Easy and Cost-Effective DIY Home Repair
As the cost of living increases, DIY home repair makes economic sense. Plus, repairing items instead of buying new ones reduces environmental waste. The following simple maintenance and fix-it tips will save you money on costly repair bills or pricey replacements.
But before you do any DIY home repair and maintenance, start by reading the owners' manual of all your major appliances. This will offer the best maintenance advice for keeping your particular appliance running smoothly. Keep these booklets where you'll easily be able to find them. Already tossed them? Don't fret. Most manufacturers also host owners' manuals online. You'll just need to know the Stock Keeping Unit (SKU) number. If you don't have this, many manufacturers' websites will help you find the right one.
Checked the manual but still need some tips? Read on.
Keep It Hot
No one wants a cold furnace, water heater or clothes dryer. If you've noticed these appliances aren't cutting it, some simple repairs may boost efficiency.
To keep home heating and ventilation systems blowing hot (and cool) air, replace your vent filter once every three months, or once a month if you have pets.
Lint traps don't always catch all the lint in your clothes dryer, increasing the risk of a dryer fire. Once a month, suction out the lint slot itself using your vacuum's fine nozzle. Do additional annual maintenance by unplugging the dryer, disconnecting the tubing behind it and vacuuming it out. Today's Homeowner has a video to help.
Suddenly running out of hot water often points to one thing: a busted water heater. Before it comes to that – and spending hundreds of dollars on a new one – Lowe's offers a step-by-step tutorial for keeping your water heater in working order.
Keep It Clean
Dishwashers and washing machines get rid of grime and gunk. They also collect it. Some ultraquiet dishwashers don't have hard food disposal systems, so you'll have to clean the food trap out yourself or risk it getting clogged. Again, your owner's manual will tell where this is and how to clean it. If your dishwasher still won't drain, follow this advice from SFGate.
To keep washing machines in working order, Family Handyman lists four top fixes that take care of 90 percent of washing machine breakdowns. And remember to use the right detergent. Front-loading high-efficiency washers require specially formulated detergent; otherwise your machine with fill up with suds and not rinse your clothes properly.
Keep It Flowing
Ever have a faucet suddenly stop running? Before you call the plumber, try these DIY home repair tricks. First check to make sure the aerator hasn't become blocked by debris. Unless the inner screw has been stripped, you should be able to easily detach it and clean it out. If your sink has an accessible hose (and most older sinks do), you can remove this and clean it out, as well. Just make sure to turn off your main water supply before doing this. If neither of these methods to the trick, This Old House offers DIY home repair tips for fixing different faucets.
Another common problem is a toilet that seems to run and run. The culprit is usually a broken toilet flapper valve. Handymanhowto.com tells you how to easily fix this annoying issue.
Keep Your Eye on Warranties
To minimize repair costs, purchase appliances with a good repair history.
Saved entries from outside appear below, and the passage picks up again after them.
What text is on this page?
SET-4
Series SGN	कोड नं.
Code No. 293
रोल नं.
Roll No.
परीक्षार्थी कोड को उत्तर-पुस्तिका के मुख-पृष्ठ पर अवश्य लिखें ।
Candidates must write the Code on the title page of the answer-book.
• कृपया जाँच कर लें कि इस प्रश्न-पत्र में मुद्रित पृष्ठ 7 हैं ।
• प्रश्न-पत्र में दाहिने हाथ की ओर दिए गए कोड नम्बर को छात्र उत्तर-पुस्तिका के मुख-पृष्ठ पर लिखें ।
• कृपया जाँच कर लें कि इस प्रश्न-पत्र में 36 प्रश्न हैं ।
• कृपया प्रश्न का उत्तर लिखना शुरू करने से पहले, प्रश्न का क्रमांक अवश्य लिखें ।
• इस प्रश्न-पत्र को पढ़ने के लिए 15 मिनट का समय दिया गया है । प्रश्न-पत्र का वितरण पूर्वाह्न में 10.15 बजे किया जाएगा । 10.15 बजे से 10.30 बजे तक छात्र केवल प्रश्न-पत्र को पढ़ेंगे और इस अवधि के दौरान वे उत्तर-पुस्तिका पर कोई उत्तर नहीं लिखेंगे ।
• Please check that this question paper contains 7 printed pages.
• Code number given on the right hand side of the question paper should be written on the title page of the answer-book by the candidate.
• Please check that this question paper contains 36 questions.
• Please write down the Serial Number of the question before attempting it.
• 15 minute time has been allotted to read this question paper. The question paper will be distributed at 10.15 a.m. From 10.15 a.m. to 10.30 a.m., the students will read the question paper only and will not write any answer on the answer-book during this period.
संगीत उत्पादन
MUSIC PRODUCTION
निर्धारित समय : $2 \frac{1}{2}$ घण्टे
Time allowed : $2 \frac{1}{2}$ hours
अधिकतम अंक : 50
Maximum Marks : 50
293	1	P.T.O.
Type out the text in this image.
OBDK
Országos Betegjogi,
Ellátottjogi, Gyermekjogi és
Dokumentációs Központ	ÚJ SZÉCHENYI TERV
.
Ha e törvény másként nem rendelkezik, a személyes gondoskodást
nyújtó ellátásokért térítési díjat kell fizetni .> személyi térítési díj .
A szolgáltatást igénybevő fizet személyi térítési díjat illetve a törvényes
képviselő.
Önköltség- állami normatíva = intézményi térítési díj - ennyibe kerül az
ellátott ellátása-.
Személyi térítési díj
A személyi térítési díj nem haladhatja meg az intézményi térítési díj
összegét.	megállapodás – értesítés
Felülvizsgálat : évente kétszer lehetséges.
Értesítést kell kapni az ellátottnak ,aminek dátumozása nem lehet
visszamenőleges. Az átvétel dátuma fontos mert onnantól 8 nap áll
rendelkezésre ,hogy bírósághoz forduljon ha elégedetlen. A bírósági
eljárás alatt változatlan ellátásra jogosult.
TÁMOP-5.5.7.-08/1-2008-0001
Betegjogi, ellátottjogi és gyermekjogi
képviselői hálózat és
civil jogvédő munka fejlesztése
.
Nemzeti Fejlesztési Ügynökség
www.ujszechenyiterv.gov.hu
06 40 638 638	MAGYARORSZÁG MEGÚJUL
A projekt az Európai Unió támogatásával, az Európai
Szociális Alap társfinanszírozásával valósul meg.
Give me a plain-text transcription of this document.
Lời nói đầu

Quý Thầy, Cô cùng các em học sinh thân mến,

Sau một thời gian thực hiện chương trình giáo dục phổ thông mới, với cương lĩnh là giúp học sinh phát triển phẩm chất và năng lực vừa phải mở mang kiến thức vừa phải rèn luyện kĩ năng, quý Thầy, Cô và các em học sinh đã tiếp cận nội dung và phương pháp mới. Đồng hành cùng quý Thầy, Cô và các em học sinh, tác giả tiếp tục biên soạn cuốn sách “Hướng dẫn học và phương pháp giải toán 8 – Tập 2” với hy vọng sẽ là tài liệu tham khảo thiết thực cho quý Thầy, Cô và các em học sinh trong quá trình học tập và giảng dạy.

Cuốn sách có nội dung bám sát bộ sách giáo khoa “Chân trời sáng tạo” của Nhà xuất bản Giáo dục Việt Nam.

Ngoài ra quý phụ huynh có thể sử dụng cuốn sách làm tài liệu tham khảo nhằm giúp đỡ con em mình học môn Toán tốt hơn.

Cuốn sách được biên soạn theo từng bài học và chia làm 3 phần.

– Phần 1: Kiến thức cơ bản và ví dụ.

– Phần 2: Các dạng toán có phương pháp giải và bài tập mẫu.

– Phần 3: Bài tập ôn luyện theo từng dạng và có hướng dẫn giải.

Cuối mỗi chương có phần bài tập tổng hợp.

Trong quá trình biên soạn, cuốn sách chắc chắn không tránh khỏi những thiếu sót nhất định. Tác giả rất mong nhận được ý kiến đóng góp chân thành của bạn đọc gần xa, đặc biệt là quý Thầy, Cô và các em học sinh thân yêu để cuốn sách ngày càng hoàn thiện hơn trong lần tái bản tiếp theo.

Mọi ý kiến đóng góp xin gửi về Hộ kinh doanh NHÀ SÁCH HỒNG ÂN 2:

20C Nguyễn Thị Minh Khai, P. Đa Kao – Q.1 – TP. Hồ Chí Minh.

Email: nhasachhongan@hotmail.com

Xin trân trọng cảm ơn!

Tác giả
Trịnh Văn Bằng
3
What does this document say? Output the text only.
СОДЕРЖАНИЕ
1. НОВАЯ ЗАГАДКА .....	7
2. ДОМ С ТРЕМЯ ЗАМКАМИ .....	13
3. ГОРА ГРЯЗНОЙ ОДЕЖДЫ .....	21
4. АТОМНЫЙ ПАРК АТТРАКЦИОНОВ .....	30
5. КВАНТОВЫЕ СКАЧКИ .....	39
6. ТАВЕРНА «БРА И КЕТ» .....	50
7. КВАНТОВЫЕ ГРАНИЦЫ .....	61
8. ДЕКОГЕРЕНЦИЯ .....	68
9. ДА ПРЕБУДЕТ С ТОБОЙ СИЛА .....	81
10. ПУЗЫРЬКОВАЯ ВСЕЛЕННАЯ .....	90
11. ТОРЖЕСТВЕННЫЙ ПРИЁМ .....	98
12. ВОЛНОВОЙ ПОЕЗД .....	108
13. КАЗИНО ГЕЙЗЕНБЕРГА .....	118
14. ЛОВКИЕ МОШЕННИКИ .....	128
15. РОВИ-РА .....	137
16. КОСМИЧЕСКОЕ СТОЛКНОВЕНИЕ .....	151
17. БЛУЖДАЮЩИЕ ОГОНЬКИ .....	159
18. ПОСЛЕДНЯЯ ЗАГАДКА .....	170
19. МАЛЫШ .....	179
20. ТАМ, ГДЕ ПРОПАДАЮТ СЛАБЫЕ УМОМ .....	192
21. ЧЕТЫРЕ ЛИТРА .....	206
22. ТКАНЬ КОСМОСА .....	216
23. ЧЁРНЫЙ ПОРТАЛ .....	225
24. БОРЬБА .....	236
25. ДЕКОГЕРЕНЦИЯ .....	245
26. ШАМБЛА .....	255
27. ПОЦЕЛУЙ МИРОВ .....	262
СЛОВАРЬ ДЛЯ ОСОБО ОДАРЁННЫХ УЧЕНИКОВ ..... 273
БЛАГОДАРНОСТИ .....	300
In addition to customer product reviews, laboratory-tested reviews from organizations like Consumer Reports, Good Housekeeping and CNET help you weed out products that may cause more trouble than they're worth.
Real Simple has a handy list of kitchen appliance and houseware companies that offer lifetime warranties. Some home goods stores, such as Bed Bath & Beyond, allow you to search online for small house appliances with lifetime warranties. Even if a product doesn't come with a lifetime warranty, you may be entitled to repair, replacement or a refund, according to What You Need to Know About Warranty Laws, a primer from Consumer Reports.
Consumer Reports has one more great savings suggestion: Instead of spending money on extra warranties, sock that money away in a savings account to be used for routine maintenance and repairs.